Tokyo — Wang Zhi'an was a star investigative reporter on's main, state-run TV network. His hard-hitting stories, which included well-produced exposés on officials failing in their jobs, would routinely reach tens of millions of people.
But that was then. Now, Wang is a one-man band. He still broadcasts, but his news program is produced entirely by him, and it goes out only on social media — from his living room in Tokyo, Japan.
"I was a journalist for 20 years, but then I was fired," Wang told CBS News when asked why he left his country. "My social media accounts were blocked and eventually no news organization would touch me."
The World Press Freedom Index, compiled annually by the organization Reporters Without Borders, ranks China second to last, ahead of only North Korea.
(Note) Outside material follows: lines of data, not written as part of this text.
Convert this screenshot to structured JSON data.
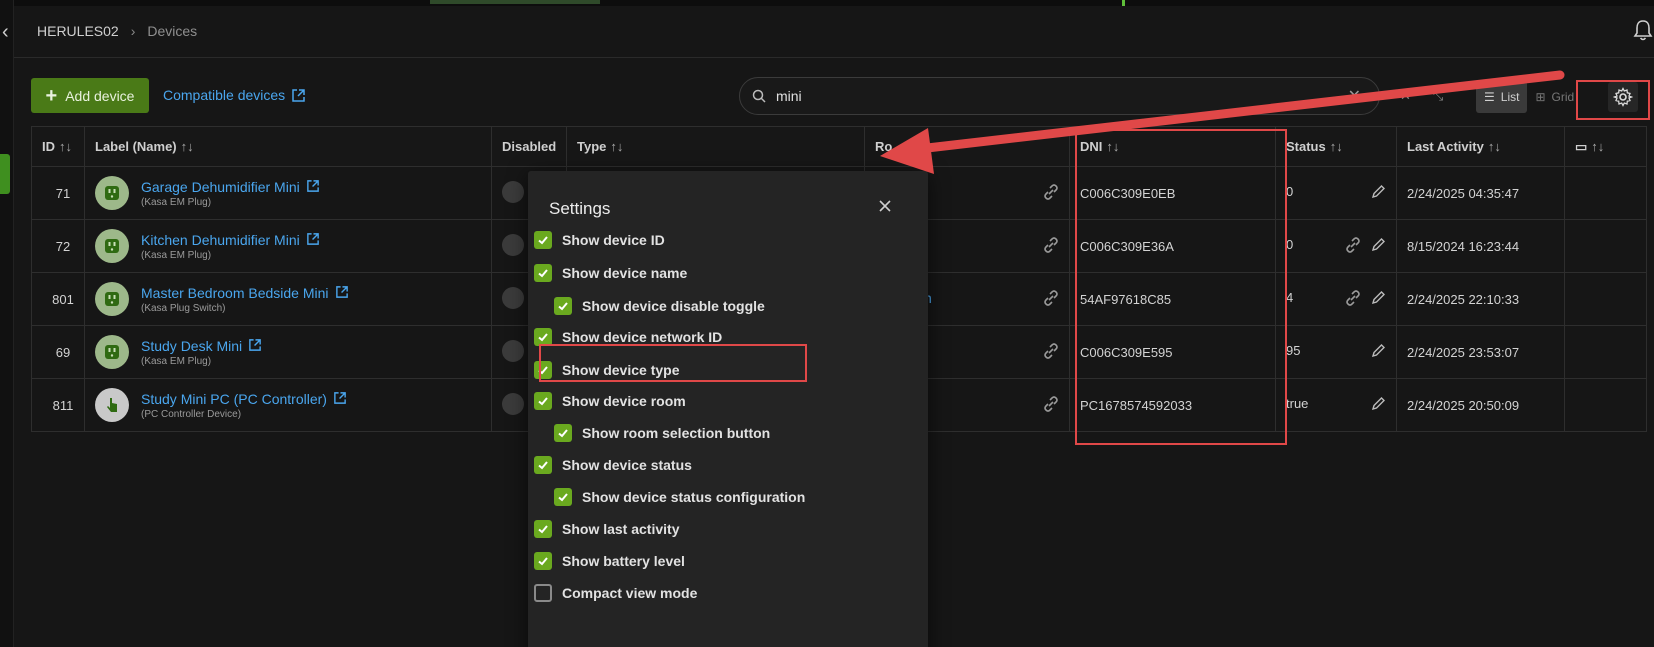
{
  "breadcrumb": {
    "hub": "HERULES02",
    "page": "Devices"
  },
  "toolbar": {
    "add_device": "Add device",
    "compatible_devices": "Compatible devices",
    "search_value": "mini",
    "view_list": "List",
    "view_grid": "Grid"
  },
  "table": {
    "headers": {
      "id": "ID",
      "label": "Label (Name)",
      "disabled": "Disabled",
      "type": "Type",
      "room": "Ro",
      "dni": "DNI",
      "status": "Status",
      "last_activity": "Last Activity"
    },
    "rows": [
      {
        "id": "71",
        "name": "Garage Dehumidifier Mini",
        "type": "(Kasa EM Plug)",
        "room": "",
        "dni": "C006C309E0EB",
        "status": "0",
        "last_activity": "2/24/2025 04:35:47"
      },
      {
        "id": "72",
        "name": "Kitchen Dehumidifier Mini",
        "type": "(Kasa EM Plug)",
        "room": "",
        "dni": "C006C309E36A",
        "status": "0",
        "last_activity": "8/15/2024 16:23:44"
      },
      {
        "id": "801",
        "name": "Master Bedroom Bedside Mini",
        "type": "(Kasa Plug Switch)",
        "room": "Bedroom",
        "dni": "54AF97618C85",
        "status": "4",
        "last_activity": "2/24/2025 22:10:33"
      },
      {
        "id": "69",
        "name": "Study Desk Mini",
        "type": "(Kasa EM Plug)",
        "room": "",
        "dni": "C006C309E595",
        "status": "95",
        "last_activity": "2/24/2025 23:53:07"
      },
      {
        "id": "811",
        "name": "Study Mini PC (PC Controller)",
        "type": "(PC Controller Device)",
        "room": "",
        "dni": "PC1678574592033",
        "status": "true",
        "last_activity": "2/24/2025 20:50:09"
      }
    ]
  },
  "settings": {
    "title": "Settings",
    "options": [
      {
        "label": "Show device ID",
        "checked": true
      },
      {
        "label": "Show device name",
        "checked": true
      },
      {
        "label": "Show device disable toggle",
        "checked": true
      },
      {
        "label": "Show device network ID",
        "checked": true
      },
      {
        "label": "Show device type",
        "checked": true
      },
      {
        "label": "Show device room",
        "checked": true
      },
      {
        "label": "Show room selection button",
        "checked": true
      },
      {
        "label": "Show device status",
        "checked": true
      },
      {
        "label": "Show device status configuration",
        "checked": true
      },
      {
        "label": "Show last activity",
        "checked": true
      },
      {
        "label": "Show battery level",
        "checked": true
      },
      {
        "label": "Compact view mode",
        "checked": false
      }
    ]
  },
  "colors": {
    "accent": "#4a7a17",
    "link": "#4aa6ee",
    "checkbox": "#6aa91f",
    "annotation": "#e04848"
  }
}
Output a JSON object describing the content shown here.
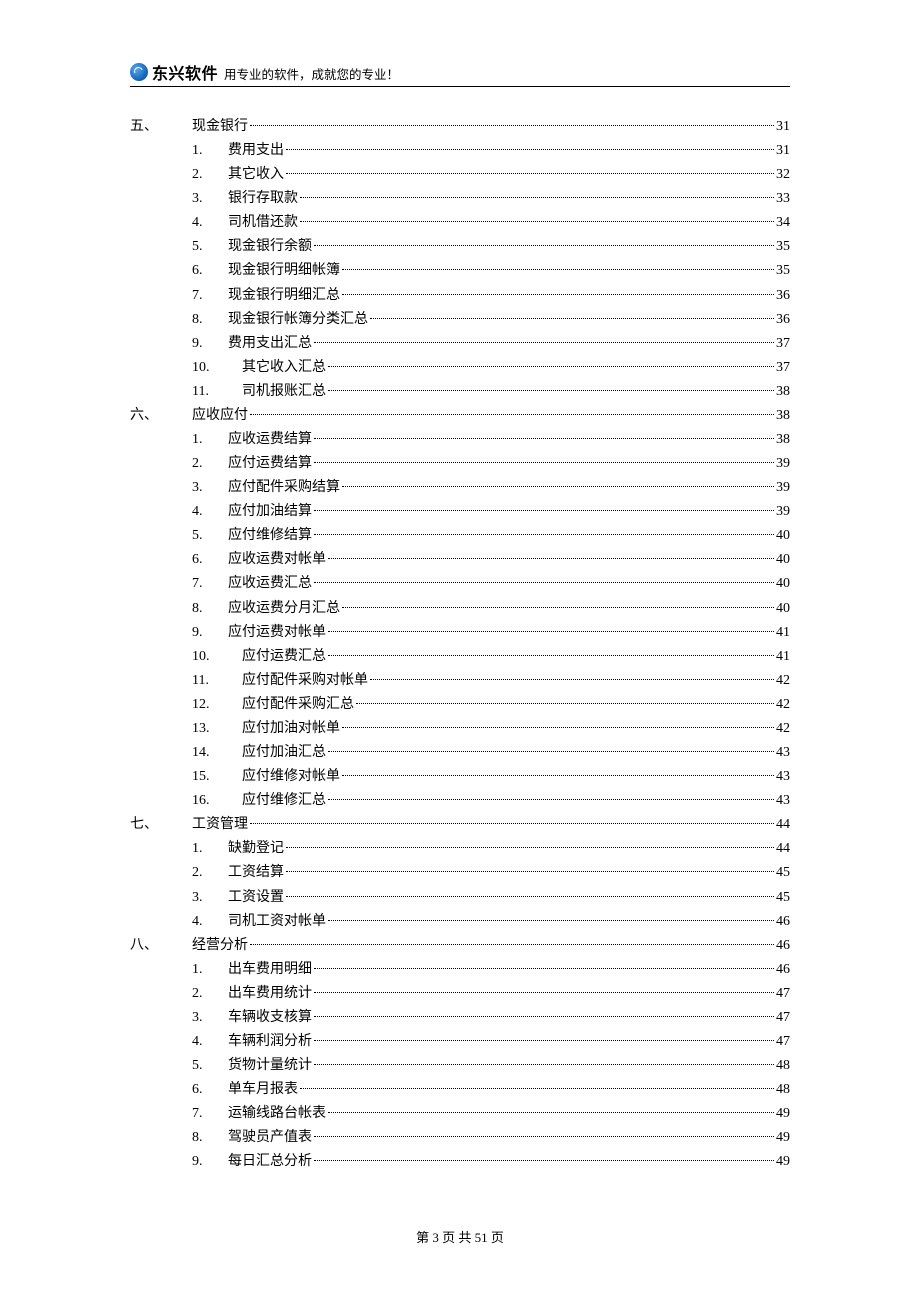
{
  "header": {
    "logo_text": "东兴软件",
    "slogan": "用专业的软件，成就您的专业！"
  },
  "footer": {
    "text": "第 3 页 共 51 页"
  },
  "toc": [
    {
      "num": "五、",
      "title": "现金银行",
      "page": "31",
      "items": [
        {
          "num": "1.",
          "title": "费用支出",
          "page": "31"
        },
        {
          "num": "2.",
          "title": "其它收入",
          "page": "32"
        },
        {
          "num": "3.",
          "title": "银行存取款",
          "page": "33"
        },
        {
          "num": "4.",
          "title": "司机借还款",
          "page": "34"
        },
        {
          "num": "5.",
          "title": "现金银行余额",
          "page": "35"
        },
        {
          "num": "6.",
          "title": "现金银行明细帐簿",
          "page": "35"
        },
        {
          "num": "7.",
          "title": "现金银行明细汇总",
          "page": "36"
        },
        {
          "num": "8.",
          "title": "现金银行帐簿分类汇总",
          "page": "36"
        },
        {
          "num": "9.",
          "title": "费用支出汇总",
          "page": "37"
        },
        {
          "num": "10.",
          "title": "其它收入汇总",
          "page": "37"
        },
        {
          "num": "11.",
          "title": "司机报账汇总",
          "page": "38"
        }
      ]
    },
    {
      "num": "六、",
      "title": "应收应付",
      "page": "38",
      "items": [
        {
          "num": "1.",
          "title": "应收运费结算",
          "page": "38"
        },
        {
          "num": "2.",
          "title": "应付运费结算",
          "page": "39"
        },
        {
          "num": "3.",
          "title": "应付配件采购结算",
          "page": "39"
        },
        {
          "num": "4.",
          "title": "应付加油结算",
          "page": "39"
        },
        {
          "num": "5.",
          "title": "应付维修结算",
          "page": "40"
        },
        {
          "num": "6.",
          "title": "应收运费对帐单",
          "page": "40"
        },
        {
          "num": "7.",
          "title": "应收运费汇总",
          "page": "40"
        },
        {
          "num": "8.",
          "title": "应收运费分月汇总",
          "page": "40"
        },
        {
          "num": "9.",
          "title": "应付运费对帐单",
          "page": "41"
        },
        {
          "num": "10.",
          "title": "应付运费汇总",
          "page": "41"
        },
        {
          "num": "11.",
          "title": "应付配件采购对帐单",
          "page": "42"
        },
        {
          "num": "12.",
          "title": "应付配件采购汇总",
          "page": "42"
        },
        {
          "num": "13.",
          "title": "应付加油对帐单",
          "page": "42"
        },
        {
          "num": "14.",
          "title": "应付加油汇总",
          "page": "43"
        },
        {
          "num": "15.",
          "title": "应付维修对帐单",
          "page": "43"
        },
        {
          "num": "16.",
          "title": "应付维修汇总",
          "page": "43"
        }
      ]
    },
    {
      "num": "七、",
      "title": "工资管理",
      "page": "44",
      "items": [
        {
          "num": "1.",
          "title": "缺勤登记",
          "page": "44"
        },
        {
          "num": "2.",
          "title": "工资结算",
          "page": "45"
        },
        {
          "num": "3.",
          "title": "工资设置",
          "page": "45"
        },
        {
          "num": "4.",
          "title": "司机工资对帐单",
          "page": "46"
        }
      ]
    },
    {
      "num": "八、",
      "title": "经营分析",
      "page": "46",
      "items": [
        {
          "num": "1.",
          "title": "出车费用明细",
          "page": "46"
        },
        {
          "num": "2.",
          "title": "出车费用统计",
          "page": "47"
        },
        {
          "num": "3.",
          "title": "车辆收支核算",
          "page": "47"
        },
        {
          "num": "4.",
          "title": "车辆利润分析",
          "page": "47"
        },
        {
          "num": "5.",
          "title": "货物计量统计",
          "page": "48"
        },
        {
          "num": "6.",
          "title": "单车月报表",
          "page": "48"
        },
        {
          "num": "7.",
          "title": "运输线路台帐表",
          "page": "49"
        },
        {
          "num": "8.",
          "title": "驾驶员产值表",
          "page": "49"
        },
        {
          "num": "9.",
          "title": "每日汇总分析",
          "page": "49"
        }
      ]
    }
  ]
}
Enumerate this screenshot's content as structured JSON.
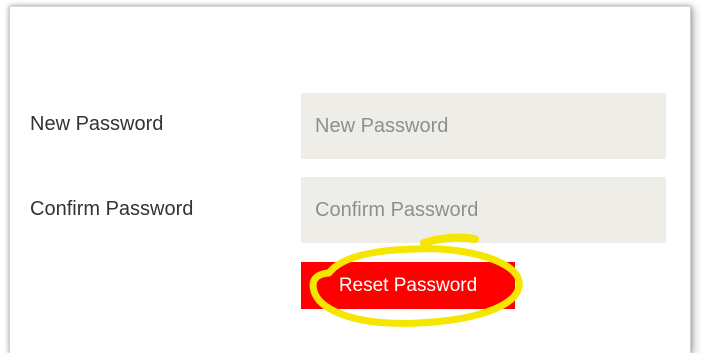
{
  "form": {
    "new_password": {
      "label": "New Password",
      "placeholder": "New Password",
      "value": ""
    },
    "confirm_password": {
      "label": "Confirm Password",
      "placeholder": "Confirm Password",
      "value": ""
    },
    "reset_button_label": "Reset Password"
  },
  "colors": {
    "input_background": "#eeede8",
    "button_background": "#ff0000",
    "annotation_highlight": "#f4e600"
  },
  "annotation": {
    "shape": "hand-drawn-yellow-ellipse",
    "target": "reset-password-button"
  }
}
Speaking truth to power as China's President Xi Jinpingwas just too dangerous, so Wang escaped to Tokyo three years ago.
It's been tough, he admitted, and lonely, but he can at least say whatever he wants.
This week, he slammed the fact that Chinese college applicants must write essays on Xi's speeches.
Half a million viewers tuned into his YouTube channel to hear his take, which was essentially that the essay requirement is a totalitarian farce.
Last year, Wang visited Ukraine to offer his viewers an alternative view of the war to the official Russian propaganda, which is parroted by China's own state media.
While YouTube is largely blocked by China's government internet censors, Wang said many Chinese people manage to access his content by using virtual private networks (VPNs) or other ways around the "Great Firewall."
But without corporate backing, his journalism is now carried out on a shoestring budget; Wang's story ideas are documented as post-it notes stuck to his kitchen wall. So, he's had to innovate.
On June 4 this year, to report on the anniversary of the violent 1989 Tiananmen Square crackdown on student protesters by Chinese authorities in Beijing, Wang crowdsourced photos from his 800,000 followers. Some of the images had rarely, if ever, been seen.
Wang told CBS News he wants his channel to be "a source of facts on social and political events… because in China, it's so hard now to get real news."
His dogged commitment to reporting turned him from a famous insider in his own country, to an exiled outsider, but it didn't change his mission. He's still just a man who wants to tell the truth.